Perdido Street Station 1 by Miéville China

Perdido Street Station 1 by Miéville China

Auteur:Miéville, China [Miéville, China]
La langue: fra
Format: epub
Tags: SF et fantastique, Miéville China
Éditeur: Fleuve Noir
Publié: 2000-01-01T09:15:45+00:00


14

— Allez, ma vieille, ma puce, ma jolie, mange quelque chose, par Baragouin…

La chenille reposait mollement sur le flanc. Sa peau flasque ondoyait parfois, et elle agitait la tête, en quête de nourriture. Isaac la cajolait, lui murmurait des trucs, la titillait à l’aide d’un bâtonnet. Elle remuait, incommodée, puis s’assagissait.

Isaac se redressa et jeta le bâtonnet.

— Puisque c’est ça, annonça-t-il dans le vide, je désespère d’arriver à quoi que ce soit avec toi. Tu ne pourras pas dire que je n’ai pas essayé.

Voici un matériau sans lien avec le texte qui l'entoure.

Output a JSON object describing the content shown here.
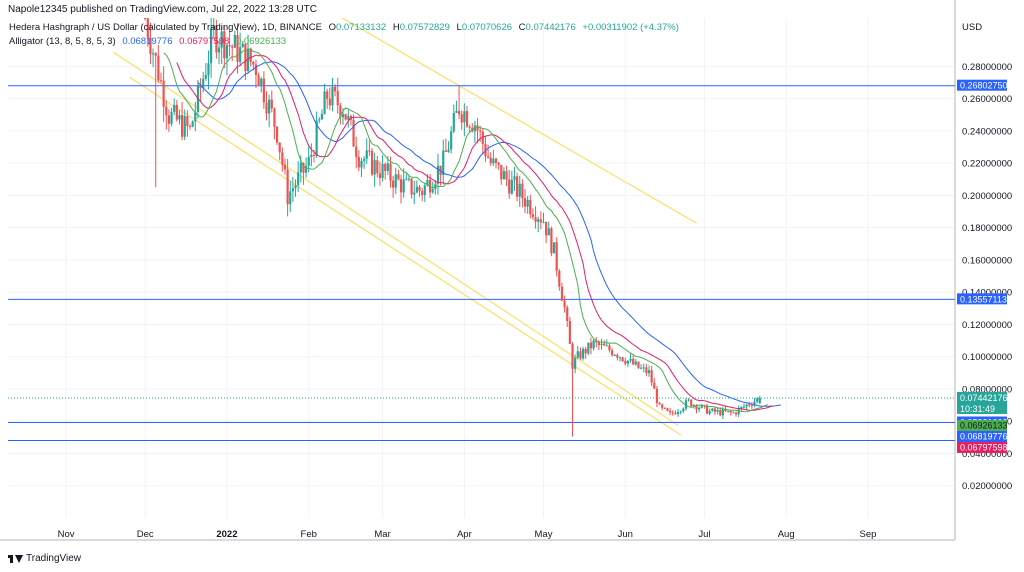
{
  "attribution": "Napole12345 published on TradingView.com, Jul 22, 2022 13:28 UTC",
  "legend": {
    "symbol": "Hedera Hashgraph / US Dollar (calculated by TradingView), 1D, BINANCE",
    "ohlc": [
      {
        "label": "O",
        "value": "0.07133132"
      },
      {
        "label": "H",
        "value": "0.07572829"
      },
      {
        "label": "L",
        "value": "0.07070626"
      },
      {
        "label": "C",
        "value": "0.07442176"
      }
    ],
    "change": "+0.00311902 (+4.37%)",
    "indicator": "Alligator (13, 8, 5, 8, 5, 3)",
    "indicator_values": [
      {
        "value": "0.06819776",
        "color": "#2962ff"
      },
      {
        "value": "0.06797598",
        "color": "#e91e63"
      },
      {
        "value": "0.06926133",
        "color": "#4caf50"
      }
    ]
  },
  "brand": "TradingView",
  "colors": {
    "up": "#26a69a",
    "down": "#ef5350",
    "jaw": "#2962ff",
    "teeth": "#e91e63",
    "lips": "#4caf50",
    "channel": "#f8e37a",
    "hline": "#2962ff",
    "grid": "#f0f3fa"
  },
  "chart_data": {
    "type": "candlestick",
    "title": "Hedera Hashgraph / US Dollar (calculated by TradingView), 1D, BINANCE",
    "currency": "USD",
    "ylim": [
      0.0,
      0.31
    ],
    "xlim": [
      "2021-10-10",
      "2022-10-04"
    ],
    "y_ticks": [
      {
        "value": 0.02,
        "label": "0.02000000"
      },
      {
        "value": 0.04,
        "label": "0.04000000"
      },
      {
        "value": 0.06,
        "label": "0.06000000"
      },
      {
        "value": 0.08,
        "label": "0.08000000"
      },
      {
        "value": 0.1,
        "label": "0.10000000"
      },
      {
        "value": 0.12,
        "label": "0.12000000"
      },
      {
        "value": 0.14,
        "label": "0.14000000"
      },
      {
        "value": 0.16,
        "label": "0.16000000"
      },
      {
        "value": 0.18,
        "label": "0.18000000"
      },
      {
        "value": 0.2,
        "label": "0.20000000"
      },
      {
        "value": 0.22,
        "label": "0.22000000"
      },
      {
        "value": 0.24,
        "label": "0.24000000"
      },
      {
        "value": 0.26,
        "label": "0.26000000"
      },
      {
        "value": 0.28,
        "label": "0.28000000"
      }
    ],
    "x_ticks": [
      {
        "date": "2021-11-01",
        "label": "Nov",
        "bold": false
      },
      {
        "date": "2021-12-01",
        "label": "Dec",
        "bold": false
      },
      {
        "date": "2022-01-01",
        "label": "2022",
        "bold": true
      },
      {
        "date": "2022-02-01",
        "label": "Feb",
        "bold": false
      },
      {
        "date": "2022-03-01",
        "label": "Mar",
        "bold": false
      },
      {
        "date": "2022-04-01",
        "label": "Apr",
        "bold": false
      },
      {
        "date": "2022-05-01",
        "label": "May",
        "bold": false
      },
      {
        "date": "2022-06-01",
        "label": "Jun",
        "bold": false
      },
      {
        "date": "2022-07-01",
        "label": "Jul",
        "bold": false
      },
      {
        "date": "2022-08-01",
        "label": "Aug",
        "bold": false
      },
      {
        "date": "2022-09-01",
        "label": "Sep",
        "bold": false
      }
    ],
    "key_points": [
      {
        "date": "2021-12-01",
        "close": 0.31
      },
      {
        "date": "2021-12-10",
        "close": 0.25
      },
      {
        "date": "2021-12-18",
        "close": 0.24
      },
      {
        "date": "2021-12-27",
        "close": 0.3
      },
      {
        "date": "2022-01-05",
        "close": 0.29
      },
      {
        "date": "2022-01-12",
        "close": 0.28
      },
      {
        "date": "2022-01-20",
        "close": 0.24
      },
      {
        "date": "2022-01-24",
        "close": 0.2
      },
      {
        "date": "2022-02-01",
        "close": 0.22
      },
      {
        "date": "2022-02-08",
        "close": 0.262
      },
      {
        "date": "2022-02-14",
        "close": 0.255
      },
      {
        "date": "2022-02-20",
        "close": 0.225
      },
      {
        "date": "2022-03-01",
        "close": 0.215
      },
      {
        "date": "2022-03-10",
        "close": 0.205
      },
      {
        "date": "2022-03-16",
        "close": 0.203
      },
      {
        "date": "2022-03-24",
        "close": 0.22
      },
      {
        "date": "2022-03-30",
        "close": 0.255
      },
      {
        "date": "2022-04-05",
        "close": 0.245
      },
      {
        "date": "2022-04-11",
        "close": 0.22
      },
      {
        "date": "2022-04-20",
        "close": 0.205
      },
      {
        "date": "2022-05-01",
        "close": 0.185
      },
      {
        "date": "2022-05-05",
        "close": 0.165
      },
      {
        "date": "2022-05-09",
        "close": 0.13
      },
      {
        "date": "2022-05-12",
        "close": 0.095
      },
      {
        "date": "2022-05-14",
        "close": 0.1
      },
      {
        "date": "2022-05-20",
        "close": 0.108
      },
      {
        "date": "2022-05-28",
        "close": 0.103
      },
      {
        "date": "2022-06-06",
        "close": 0.093
      },
      {
        "date": "2022-06-10",
        "close": 0.09
      },
      {
        "date": "2022-06-14",
        "close": 0.068
      },
      {
        "date": "2022-06-18",
        "close": 0.064
      },
      {
        "date": "2022-06-25",
        "close": 0.072
      },
      {
        "date": "2022-07-03",
        "close": 0.066
      },
      {
        "date": "2022-07-12",
        "close": 0.065
      },
      {
        "date": "2022-07-18",
        "close": 0.071
      },
      {
        "date": "2022-07-22",
        "close": 0.0744
      }
    ],
    "spikes": [
      {
        "date": "2021-12-05",
        "low": 0.205
      },
      {
        "date": "2022-01-24",
        "low": 0.187
      },
      {
        "date": "2022-03-30",
        "high": 0.268
      },
      {
        "date": "2022-05-12",
        "low": 0.0505
      }
    ],
    "horizontal_lines": [
      {
        "value": 0.2680275,
        "label": "0.26802750"
      },
      {
        "value": 0.13557113,
        "label": "0.13557113"
      },
      {
        "value": 0.05921003,
        "label": "0.05921003"
      },
      {
        "value": 0.04805905,
        "label": "0.04805905"
      }
    ],
    "current_price": {
      "value": 0.07442176,
      "label": "0.07442176",
      "countdown": "10:31:49"
    },
    "price_labels": [
      {
        "value": 0.06926133,
        "label": "0.06926133",
        "series": "lips"
      },
      {
        "value": 0.06819776,
        "label": "0.06819776",
        "series": "jaw"
      },
      {
        "value": 0.06797598,
        "label": "0.06797598",
        "series": "teeth"
      }
    ],
    "trendlines": [
      {
        "points": [
          {
            "date": "2021-11-25",
            "value": 0.2733
          },
          {
            "date": "2022-06-22",
            "value": 0.0515
          }
        ]
      },
      {
        "points": [
          {
            "date": "2021-11-19",
            "value": 0.2887
          },
          {
            "date": "2022-06-21",
            "value": 0.0574
          }
        ]
      },
      {
        "points": [
          {
            "date": "2022-02-13",
            "value": 0.3107
          },
          {
            "date": "2022-06-28",
            "value": 0.1828
          }
        ]
      }
    ]
  }
}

Il s’écarta de la petite boîte et de ses monceaux d’aliments moisis.

Les cages formaient toujours de hautes piles sur la passerelle surélevée de l’entrepôt ; la symphonie discordante de croassements, de sifflets et de cris y résonnait encore, mais la quantité d’animaux s’était considérablement réduite. Nombre d’enclos et de clapiers reposaient ouverts et vides. Il restait moins de la moitié du stock de départ.

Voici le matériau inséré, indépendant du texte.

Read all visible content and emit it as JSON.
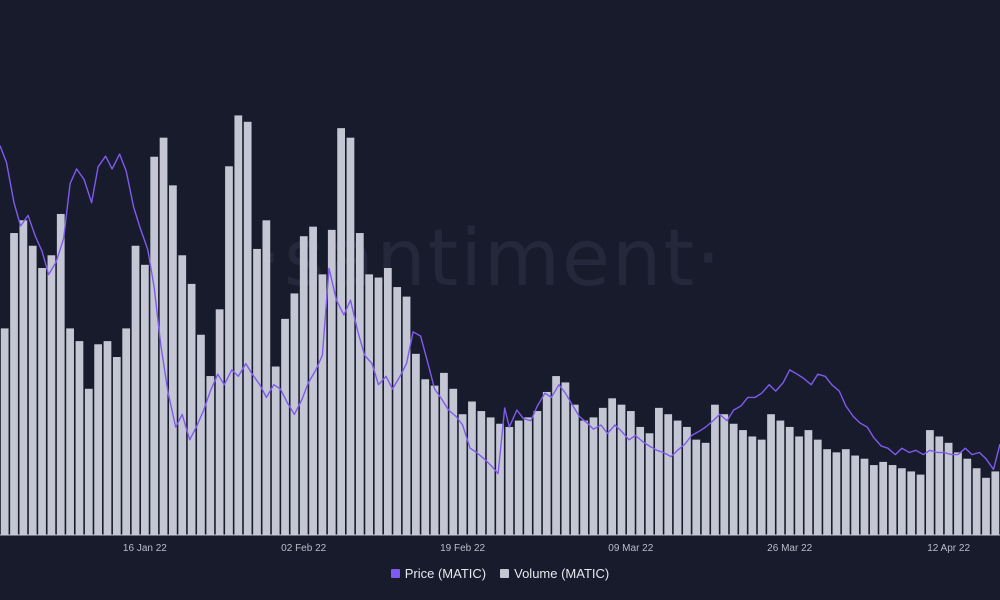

La maladie avait ravi à Isaac certains de ses sujets d’expérience ; d’autres étaient morts au combat, contre leurs semblables ou contre d’autres espèces ; sa recherche avait eu raison du reste. Quelques cadavres raidis étaient cloués à des panneaux, dans diverses postures, le long de la passerelle. Le mur présentait quantité d’illustrations. Les premières esquisses d’ailes et de modes de vol s’étaient multipliées par un facteur énorme.

Isaac s’appuya contre son bureau. Il fit courir les doigts sur les diagrammes qui en parsemaient la surface. Sur le dessus se trouvait le triangle griffonné avec la croix en son centre. Il ferma les yeux pour s’abstraire de la cacophonie ambiante.

— Oh, la ferme, tous ! brailla-t-il, mais la clameur animale continua sans fléchir.

Isaac se prit la tête entre les mains, fronçant les sourcils de plus belle.

Il était encore mortifié de son voyage à Chiure. Il ne pouvait s’empêcher de se repasser dans sa tête les événements de la veille, songeant à toutes les autres façons dont il aurait pu et dû s’y prendre. Il s’était montré arrogant et stupide, à débarquer ainsi à la manière d’un intrépide aventurier, en brandissant son argent comme s’il s’agissait d’une arme thaumaturgique. Lin était dans le vrai. Pas étonnant qu’il ait réussi à s’aliéner toute la population garuda de la ville ou presque : il les avait abordés comme une bande de gredins juste bons à être blousés ou achetés. Il les avait traités comme s’ils étaient les comparses de Lemuel Pigeon. Or ce n’était pas le cas. C’était une communauté pauvre, craintive, soucieuse de survivre et sans doute de préserver un brin de fierté dans cette ville hostile. Ils voyaient leurs voisins se faire enlever par la milice – un simple jeu pour elle, semblait-il. Leur existence reposait sur une économie informelle de chasse et de troc, de menus chapardages et de cueillette au Bois de Rude.

Leur comportement était brutal, mais tout à fait compréhensible.

Et maintenant, il avait foutu en l’air toutes ses chances de ce côté. Il leva les yeux vers le fatras d’images, d’héliotypes et de diagrammes qu’il avait accumulés. Exactement comme hier, se dit-il. L’approche directe ne fonctionne pas.